红枣这才明白,许凤椒为什么满脸地踌躇。
她是想要帮李红枣收拾东西,但是又不好进红枣家门的。
红枣其实并不在乎,这家里也没什么好东西,杜鹃死了以后,李奶奶也带着两个儿媳翻找过了,恨不能连地皮都刮下来一层,就是有好东西,也早叫她们拿走了,哪里还会轮到李红枣?
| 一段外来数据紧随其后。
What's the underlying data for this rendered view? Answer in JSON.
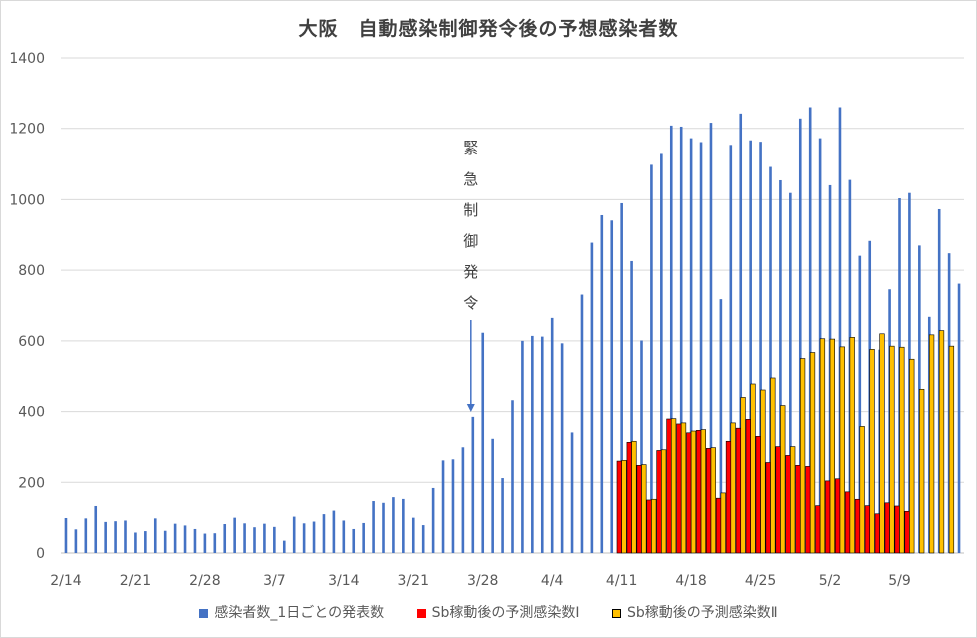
{
  "chart_data": {
    "type": "bar",
    "title": "大阪　自動感染制御発令後の予想感染者数",
    "xlabel": "",
    "ylabel": "",
    "ylim": [
      0,
      1400
    ],
    "yticks": [
      0,
      200,
      400,
      600,
      800,
      1000,
      1200,
      1400
    ],
    "grid": "horizontal",
    "legend_position": "bottom",
    "x_start": "2/14",
    "x_end": "5/13",
    "xtick_labels": [
      "2/14",
      "2/21",
      "2/28",
      "3/7",
      "3/14",
      "3/21",
      "3/28",
      "4/4",
      "4/11",
      "4/18",
      "4/25",
      "5/2",
      "5/9"
    ],
    "annotation": {
      "text": "緊急制御発令",
      "date": "3/27",
      "style": "vertical-text-with-down-arrow"
    },
    "series": [
      {
        "name": "感染者数_1日ごとの発表数",
        "color": "#4472c4",
        "values": [
          99,
          67,
          98,
          133,
          88,
          90,
          92,
          58,
          62,
          98,
          63,
          83,
          78,
          68,
          55,
          56,
          82,
          100,
          84,
          73,
          83,
          74,
          35,
          103,
          84,
          89,
          110,
          120,
          92,
          68,
          85,
          147,
          142,
          158,
          153,
          100,
          79,
          184,
          262,
          265,
          299,
          385,
          623,
          323,
          212,
          432,
          600,
          614,
          612,
          665,
          593,
          341,
          731,
          878,
          956,
          941,
          990,
          826,
          601,
          1099,
          1130,
          1208,
          1205,
          1172,
          1161,
          1216,
          718,
          1153,
          1242,
          1166,
          1162,
          1093,
          1055,
          1019,
          1228,
          1260,
          1172,
          1041,
          1260,
          1056,
          841,
          883,
          575,
          746,
          1004,
          1019,
          870,
          668,
          973,
          848,
          762
        ],
        "style": "thin-bar"
      },
      {
        "name": "Sb稼動後の予測感染数Ⅰ",
        "color": "#ff0000",
        "values": [
          null,
          null,
          null,
          null,
          null,
          null,
          null,
          null,
          null,
          null,
          null,
          null,
          null,
          null,
          null,
          null,
          null,
          null,
          null,
          null,
          null,
          null,
          null,
          null,
          null,
          null,
          null,
          null,
          null,
          null,
          null,
          null,
          null,
          null,
          null,
          null,
          null,
          null,
          null,
          null,
          null,
          null,
          null,
          null,
          null,
          null,
          null,
          null,
          null,
          null,
          null,
          null,
          null,
          null,
          null,
          null,
          260,
          313,
          248,
          150,
          290,
          379,
          365,
          340,
          347,
          296,
          155,
          316,
          353,
          378,
          330,
          256,
          301,
          276,
          248,
          245,
          134,
          204,
          210,
          173,
          152,
          134,
          111,
          142,
          133,
          118,
          null,
          null,
          null,
          null,
          null
        ],
        "style": "wide-bar"
      },
      {
        "name": "Sb稼動後の予測感染数Ⅱ",
        "color": "#ffc000",
        "edge": "#000000",
        "values": [
          null,
          null,
          null,
          null,
          null,
          null,
          null,
          null,
          null,
          null,
          null,
          null,
          null,
          null,
          null,
          null,
          null,
          null,
          null,
          null,
          null,
          null,
          null,
          null,
          null,
          null,
          null,
          null,
          null,
          null,
          null,
          null,
          null,
          null,
          null,
          null,
          null,
          null,
          null,
          null,
          null,
          null,
          null,
          null,
          null,
          null,
          null,
          null,
          null,
          null,
          null,
          null,
          null,
          null,
          null,
          null,
          262,
          316,
          250,
          152,
          292,
          380,
          368,
          345,
          349,
          298,
          170,
          368,
          440,
          478,
          461,
          495,
          417,
          301,
          550,
          567,
          606,
          605,
          583,
          610,
          358,
          576,
          620,
          585,
          582,
          548,
          463,
          617,
          629,
          585,
          null,
          null,
          null,
          null,
          null
        ],
        "style": "wide-bar"
      }
    ]
  }
}
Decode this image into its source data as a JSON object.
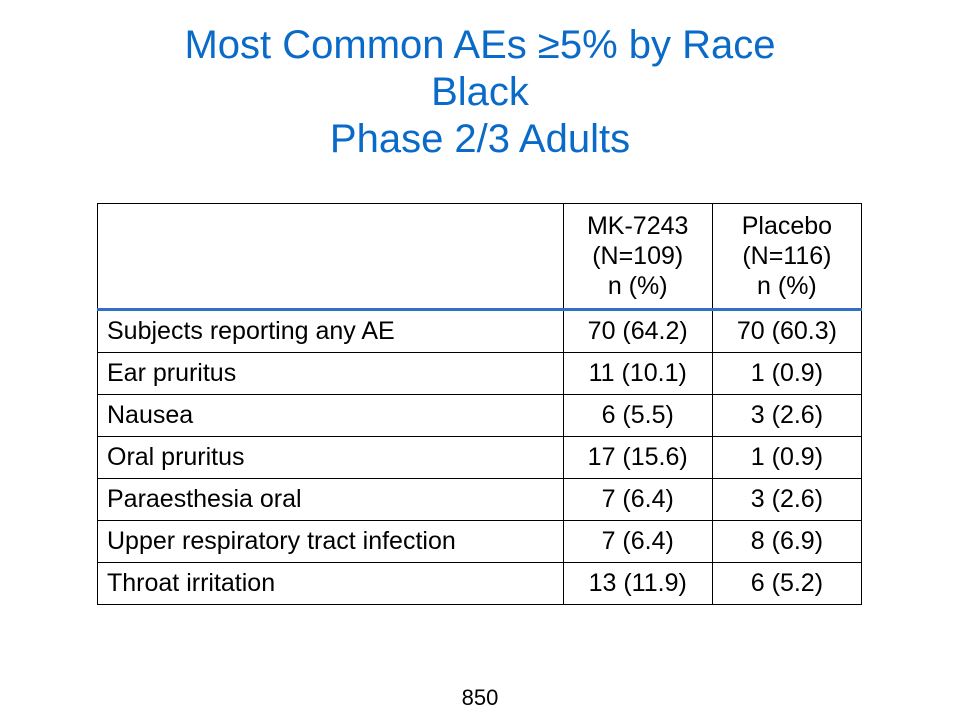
{
  "title": {
    "line1": "Most Common AEs ≥5% by Race",
    "line2": "Black",
    "line3": "Phase 2/3 Adults"
  },
  "table": {
    "columns": [
      {
        "name": "MK-7243",
        "n": "(N=109)",
        "unit": "n (%)"
      },
      {
        "name": "Placebo",
        "n": "(N=116)",
        "unit": "n (%)"
      }
    ],
    "rows": [
      {
        "label": "Subjects reporting any AE",
        "values": [
          "70 (64.2)",
          "70 (60.3)"
        ]
      },
      {
        "label": "Ear pruritus",
        "values": [
          "11 (10.1)",
          "1 (0.9)"
        ]
      },
      {
        "label": "Nausea",
        "values": [
          "6 (5.5)",
          "3 (2.6)"
        ]
      },
      {
        "label": "Oral pruritus",
        "values": [
          "17 (15.6)",
          "1 (0.9)"
        ]
      },
      {
        "label": "Paraesthesia oral",
        "values": [
          "7 (6.4)",
          "3 (2.6)"
        ]
      },
      {
        "label": "Upper respiratory tract infection",
        "values": [
          "7 (6.4)",
          "8 (6.9)"
        ]
      },
      {
        "label": "Throat irritation",
        "values": [
          "13 (11.9)",
          "6 (5.2)"
        ]
      }
    ]
  },
  "page_number": "850",
  "colors": {
    "title": "#0a6ac8",
    "header_rule": "#2f6fc6"
  }
}
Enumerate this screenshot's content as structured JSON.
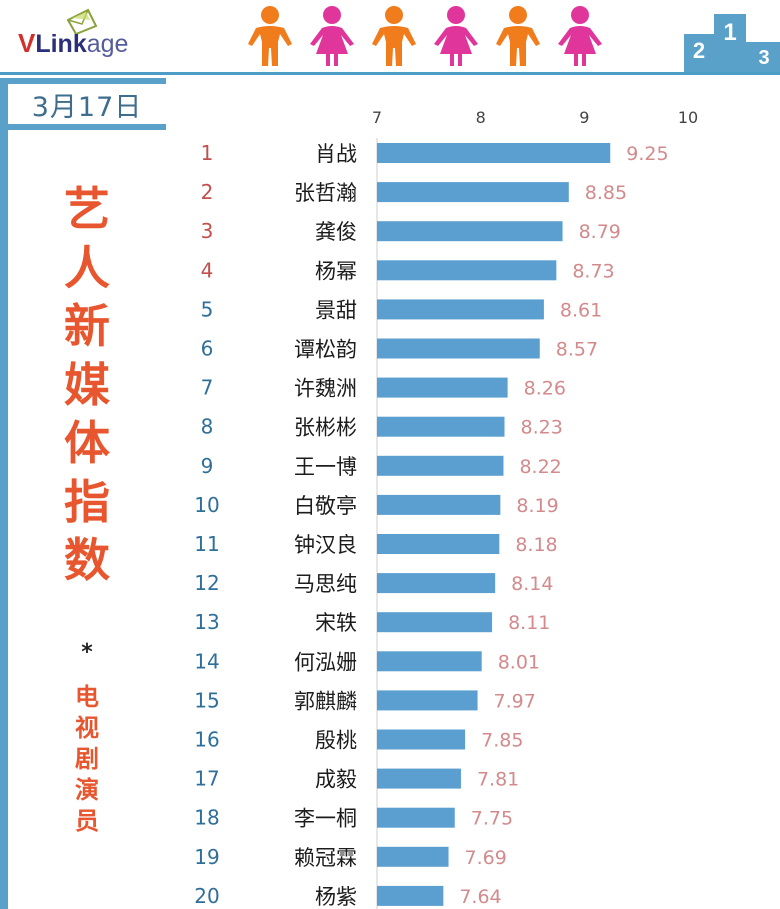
{
  "logo": {
    "part1": "V",
    "part2": "Link",
    "part3": "age"
  },
  "date": "3月17日",
  "side_title": [
    "艺",
    "人",
    "新",
    "媒",
    "体",
    "指",
    "数"
  ],
  "side_star": "*",
  "side_subtitle": [
    "电",
    "视",
    "剧",
    "演",
    "员"
  ],
  "colors": {
    "bar": "#5b9fd1",
    "rank_top": "#c0504d",
    "rank_rest": "#2f6f9a",
    "accent_orange": "#f07c1c",
    "accent_magenta": "#e0359a",
    "panel_border": "#5aa1c9"
  },
  "icons": [
    "male-figure-icon",
    "female-figure-icon",
    "male-figure-icon",
    "female-figure-icon",
    "male-figure-icon",
    "female-figure-icon",
    "podium-icon",
    "logo-envelope-icon"
  ],
  "podium_numbers": [
    "2",
    "1",
    "3"
  ],
  "chart_data": {
    "type": "bar",
    "orientation": "horizontal",
    "title": "艺人新媒体指数",
    "subtitle": "电视剧演员",
    "xlim": [
      7,
      10
    ],
    "ticks": [
      7,
      8,
      9,
      10
    ],
    "ranks": [
      1,
      2,
      3,
      4,
      5,
      6,
      7,
      8,
      9,
      10,
      11,
      12,
      13,
      14,
      15,
      16,
      17,
      18,
      19,
      20
    ],
    "categories": [
      "肖战",
      "张哲瀚",
      "龚俊",
      "杨幂",
      "景甜",
      "谭松韵",
      "许魏洲",
      "张彬彬",
      "王一博",
      "白敬亭",
      "钟汉良",
      "马思纯",
      "宋轶",
      "何泓姗",
      "郭麒麟",
      "殷桃",
      "成毅",
      "李一桐",
      "赖冠霖",
      "杨紫"
    ],
    "values": [
      9.25,
      8.85,
      8.79,
      8.73,
      8.61,
      8.57,
      8.26,
      8.23,
      8.22,
      8.19,
      8.18,
      8.14,
      8.11,
      8.01,
      7.97,
      7.85,
      7.81,
      7.75,
      7.69,
      7.64
    ],
    "grid": false,
    "legend": "none"
  }
}
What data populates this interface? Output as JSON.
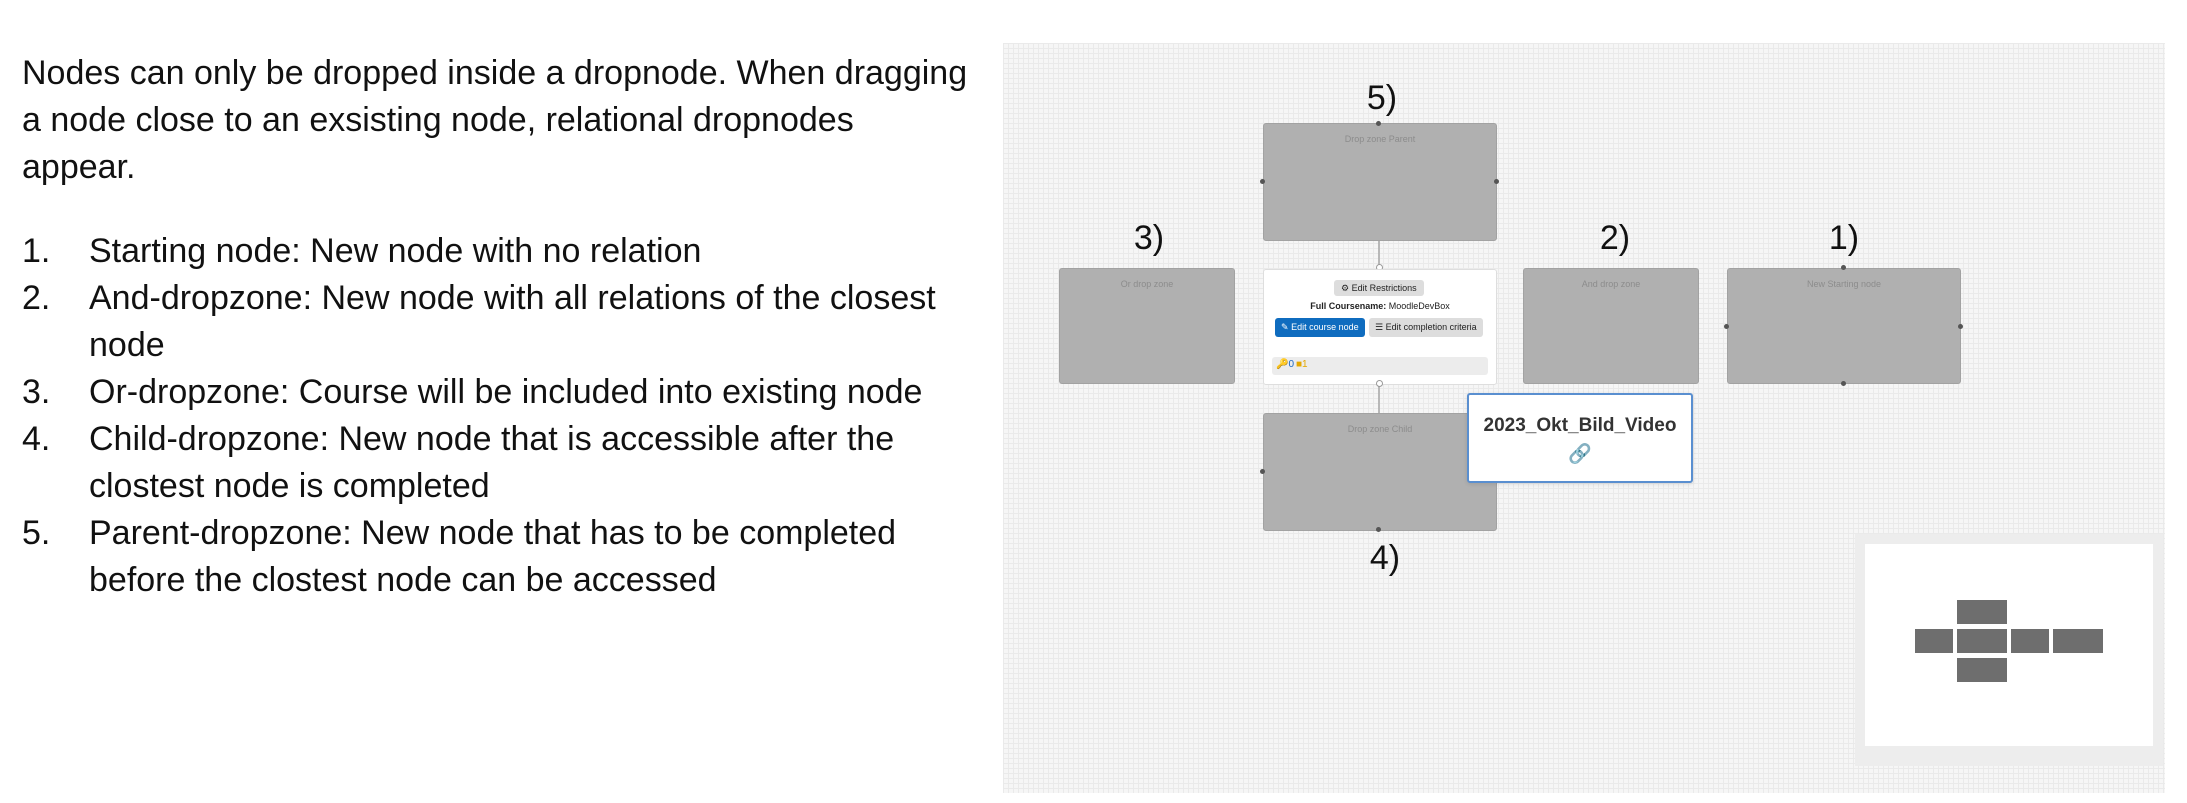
{
  "explanation": {
    "intro": "Nodes can only be dropped inside a dropnode. When dragging a node close to an exsisting node, relational dropnodes appear.",
    "steps": [
      {
        "num": "1.",
        "text": "Starting node: New node with no relation"
      },
      {
        "num": "2.",
        "text": "And-dropzone: New node with all relations of the closest node"
      },
      {
        "num": "3.",
        "text": "Or-dropzone: Course will be included into existing node"
      },
      {
        "num": "4.",
        "text": "Child-dropzone: New node that is accessible after the clostest node is completed"
      },
      {
        "num": "5.",
        "text": "Parent-dropzone: New node that has to be completed before the clostest node can be accessed"
      }
    ]
  },
  "canvas": {
    "markers": {
      "m1": "1)",
      "m2": "2)",
      "m3": "3)",
      "m4": "4)",
      "m5": "5)"
    },
    "zones": {
      "parent": "Drop zone Parent",
      "or": "Or drop zone",
      "and": "And drop zone",
      "starting": "New Starting node",
      "child": "Drop zone Child"
    },
    "center_node": {
      "edit_restrictions": "Edit Restrictions",
      "fullname_label": "Full Coursename:",
      "fullname_value": "MoodleDevBox",
      "edit_course_node": "Edit course node",
      "edit_completion": "Edit completion criteria",
      "footer_icon_key": "key-icon",
      "footer_icon_count": "user-icon",
      "footer_key_count": "0",
      "footer_user_count": "1"
    },
    "dragged_node": {
      "title": "2023_Okt_Bild_Video",
      "icon": "link-icon"
    }
  },
  "colors": {
    "primary_button": "#0f6cbf",
    "drop_zone": "#b0b0b0",
    "drag_border": "#5a8fd0",
    "minimap_node": "#6e6e6e"
  }
}
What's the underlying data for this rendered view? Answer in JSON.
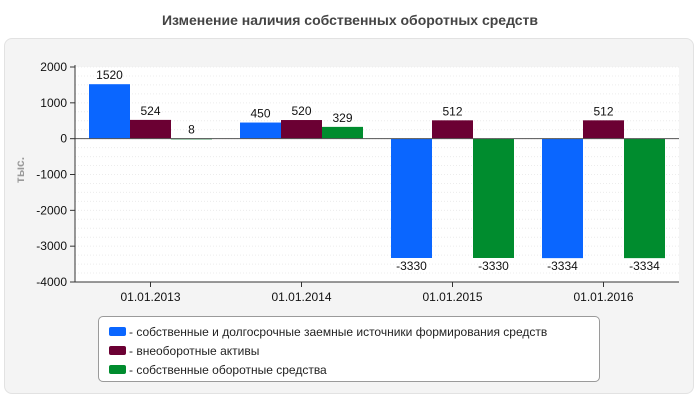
{
  "chart_data": {
    "type": "bar",
    "title": "Изменение наличия собственных оборотных средств",
    "ylabel": "тыс.",
    "xlabel": "",
    "ylim": [
      -4000,
      2000
    ],
    "yticks": [
      2000,
      1000,
      0,
      -1000,
      -2000,
      -3000,
      -4000
    ],
    "categories": [
      "01.01.2013",
      "01.01.2014",
      "01.01.2015",
      "01.01.2016"
    ],
    "series": [
      {
        "name": "- собственные и долгосрочные заемные источники формирования средств",
        "color": "#0a66ff",
        "values": [
          1520,
          450,
          -3330,
          -3334
        ]
      },
      {
        "name": "- внеоборотные активы",
        "color": "#6b0033",
        "values": [
          524,
          520,
          512,
          512
        ]
      },
      {
        "name": "- собственные оборотные средства",
        "color": "#008c2e",
        "values": [
          8,
          329,
          -3330,
          -3334
        ]
      }
    ],
    "data_labels": [
      [
        "1520",
        "524",
        "8"
      ],
      [
        "450",
        "520",
        "329"
      ],
      [
        "-3330",
        "512",
        "-3330"
      ],
      [
        "-3334",
        "512",
        "-3334"
      ]
    ],
    "grid": true,
    "legend_position": "bottom-center"
  }
}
这么想着,李红枣便走到了许凤椒的身边,拉住了她温热的大手。
“婶子,咱们进去吧。”
两个人进了屋子,屋子很小,就跟陈家新盖的偏房一样,只有一个卧室,一个小厅。
小厅里零零散散地放着三四个小板凳,一个火炉,连一张像样的桌子都没有。
卧室里就更简单了,只有两床被褥,并两口大箱子。
大箱子的盖子都打开着,里面零零散散地飘出几块碎布头。
红枣家里不是床,而是搭了一张大炕,炕边上还有一个小针线笸箩,里面放着杜鹃往日做针线的东西。
许凤椒看见那针线笸箩,眼泪就止不住地往下落。
似乎往日里,大着肚子坐在这里做针线的那个能干又腼腆的妇人,昨天她还见过的,如今这里却人影空空,只剩下一个孤零零的笸箩。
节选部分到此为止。